Demand for hyaluronic acid (HA) dermal filler procedures is rapidly growing, and several adverse events are recognised with these procedures. Since the use of hyaluronidase as a dissolving agent in HA dermal filler complications, dermal filler-related outcomes have improved.


This integrative literature review will aim to present the current evidence for the safety of hyaluronidase use in the aesthetic field.


CINAHL and OVID databases and the author's university search platform were searched for primary studies that support the use of hyaluronidase for HA dermal filler adverse events or primary studies descriptive of adverse outcomes with the use of hyaluronidase.


A total of 17 studies were located: four cohort studies and 13 case studies. Two themes were identified throughout the captured literature: ‘hyaluronidase reactions and treatment’ and ‘intradermal skin testing’.

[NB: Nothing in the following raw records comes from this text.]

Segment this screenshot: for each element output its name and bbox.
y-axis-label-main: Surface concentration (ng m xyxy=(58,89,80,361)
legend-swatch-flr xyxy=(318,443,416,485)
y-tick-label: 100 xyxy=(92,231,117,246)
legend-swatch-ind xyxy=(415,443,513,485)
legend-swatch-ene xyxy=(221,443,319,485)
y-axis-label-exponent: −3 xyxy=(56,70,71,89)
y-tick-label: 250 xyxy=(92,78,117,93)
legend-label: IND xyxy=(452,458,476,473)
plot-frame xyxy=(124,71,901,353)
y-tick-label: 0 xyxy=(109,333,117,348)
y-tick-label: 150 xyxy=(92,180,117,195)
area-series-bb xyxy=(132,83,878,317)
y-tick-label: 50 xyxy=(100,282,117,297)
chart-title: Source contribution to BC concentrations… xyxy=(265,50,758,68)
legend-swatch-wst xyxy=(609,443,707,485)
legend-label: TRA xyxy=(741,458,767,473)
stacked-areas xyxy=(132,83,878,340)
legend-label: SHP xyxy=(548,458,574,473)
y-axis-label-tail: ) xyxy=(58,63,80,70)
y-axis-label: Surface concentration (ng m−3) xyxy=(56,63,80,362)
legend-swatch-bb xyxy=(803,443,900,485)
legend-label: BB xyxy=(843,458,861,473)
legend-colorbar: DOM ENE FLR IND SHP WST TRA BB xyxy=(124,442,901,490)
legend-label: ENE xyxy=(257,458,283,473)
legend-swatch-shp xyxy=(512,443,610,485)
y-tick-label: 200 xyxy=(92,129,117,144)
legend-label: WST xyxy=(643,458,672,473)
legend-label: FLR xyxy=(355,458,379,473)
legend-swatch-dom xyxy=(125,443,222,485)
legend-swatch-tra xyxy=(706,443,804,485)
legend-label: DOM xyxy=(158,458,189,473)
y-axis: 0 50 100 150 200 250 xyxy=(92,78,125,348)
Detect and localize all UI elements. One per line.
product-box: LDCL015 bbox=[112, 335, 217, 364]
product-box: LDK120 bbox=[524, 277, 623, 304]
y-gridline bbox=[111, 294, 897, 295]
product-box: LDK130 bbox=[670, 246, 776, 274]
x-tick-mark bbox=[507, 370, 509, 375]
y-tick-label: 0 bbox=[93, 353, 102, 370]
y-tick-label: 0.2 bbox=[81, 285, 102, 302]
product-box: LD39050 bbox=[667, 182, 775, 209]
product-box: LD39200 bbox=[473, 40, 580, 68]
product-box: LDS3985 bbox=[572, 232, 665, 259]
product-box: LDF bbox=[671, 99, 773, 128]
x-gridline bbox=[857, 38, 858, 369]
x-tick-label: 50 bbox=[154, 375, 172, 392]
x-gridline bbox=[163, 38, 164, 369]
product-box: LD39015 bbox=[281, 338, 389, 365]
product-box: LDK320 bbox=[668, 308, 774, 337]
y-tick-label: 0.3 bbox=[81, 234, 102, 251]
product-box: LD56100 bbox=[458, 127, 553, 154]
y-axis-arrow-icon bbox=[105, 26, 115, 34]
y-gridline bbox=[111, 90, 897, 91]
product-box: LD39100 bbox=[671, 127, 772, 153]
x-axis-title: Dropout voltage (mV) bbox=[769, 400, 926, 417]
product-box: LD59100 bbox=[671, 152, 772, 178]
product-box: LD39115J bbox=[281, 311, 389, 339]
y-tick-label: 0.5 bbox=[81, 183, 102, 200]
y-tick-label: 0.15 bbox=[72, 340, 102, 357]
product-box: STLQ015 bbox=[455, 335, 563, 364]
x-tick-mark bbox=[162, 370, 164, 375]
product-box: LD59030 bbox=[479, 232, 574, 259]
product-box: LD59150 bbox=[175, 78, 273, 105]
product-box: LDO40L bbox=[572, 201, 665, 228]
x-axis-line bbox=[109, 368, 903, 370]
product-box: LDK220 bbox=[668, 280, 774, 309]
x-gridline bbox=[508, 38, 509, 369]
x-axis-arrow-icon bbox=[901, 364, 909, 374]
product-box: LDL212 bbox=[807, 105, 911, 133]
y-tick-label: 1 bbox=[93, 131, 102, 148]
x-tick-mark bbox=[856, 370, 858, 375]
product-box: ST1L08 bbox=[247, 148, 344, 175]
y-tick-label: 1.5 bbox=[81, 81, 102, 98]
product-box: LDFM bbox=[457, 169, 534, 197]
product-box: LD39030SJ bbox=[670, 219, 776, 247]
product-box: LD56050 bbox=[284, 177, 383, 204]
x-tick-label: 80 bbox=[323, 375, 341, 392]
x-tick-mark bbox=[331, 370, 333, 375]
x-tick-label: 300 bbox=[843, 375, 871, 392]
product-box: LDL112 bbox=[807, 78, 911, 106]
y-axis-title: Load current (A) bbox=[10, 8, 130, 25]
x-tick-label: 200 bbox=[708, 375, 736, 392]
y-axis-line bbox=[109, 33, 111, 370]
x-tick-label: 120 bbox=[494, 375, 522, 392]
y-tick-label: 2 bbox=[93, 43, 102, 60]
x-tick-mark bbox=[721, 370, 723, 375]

Adverse reactions to hyaluronidase are rare, and most reactions can be safely mitigated with conservative management or antihistamine and corticosteroid treatment. The small risk of adverse reactions to hyaluronidase needs to be weighed against the risk of not treating HA dermal filler complications, both physically and psychologically. In most HA dermal filler complications, hyaluronidase treatment remains beneficial, despite the rare risk of sensitivity.

Demand for non-surgical cosmetic procedures is rapidly growing. These include the use of hyaluronic acid (HA) dermal fillers for volume replacement, skin rejuvenation and soft tissue augmentation (Cohen et al, 2015). HA dermal fillers are biodegradable gels and are the most widely used dermal filler in the US, Europe and Australia (Zhang et al, 2020). The use of HA dermal filler is considered safe, and Düker et al (2016) acknowledge complication rates in fewer than 3% of procedures. A number of adverse events have been recognised with the use of these dermal fillers, including inflammatory and non-inflammatory nodules; overcorrection or undesired aesthetic outcomes; discolouration at the injection site; transient and persistent oedema; foreign body reactions; bacterial infections; tissue necrosis secondary to vascular occlusion or compression; and visual impairment or vision loss (Cohen et al, 2015). An important benefit of HA dermal filler is that it can be dissolved with hyaluronidase in the event of adverse outcomes (Wu et al, 2018).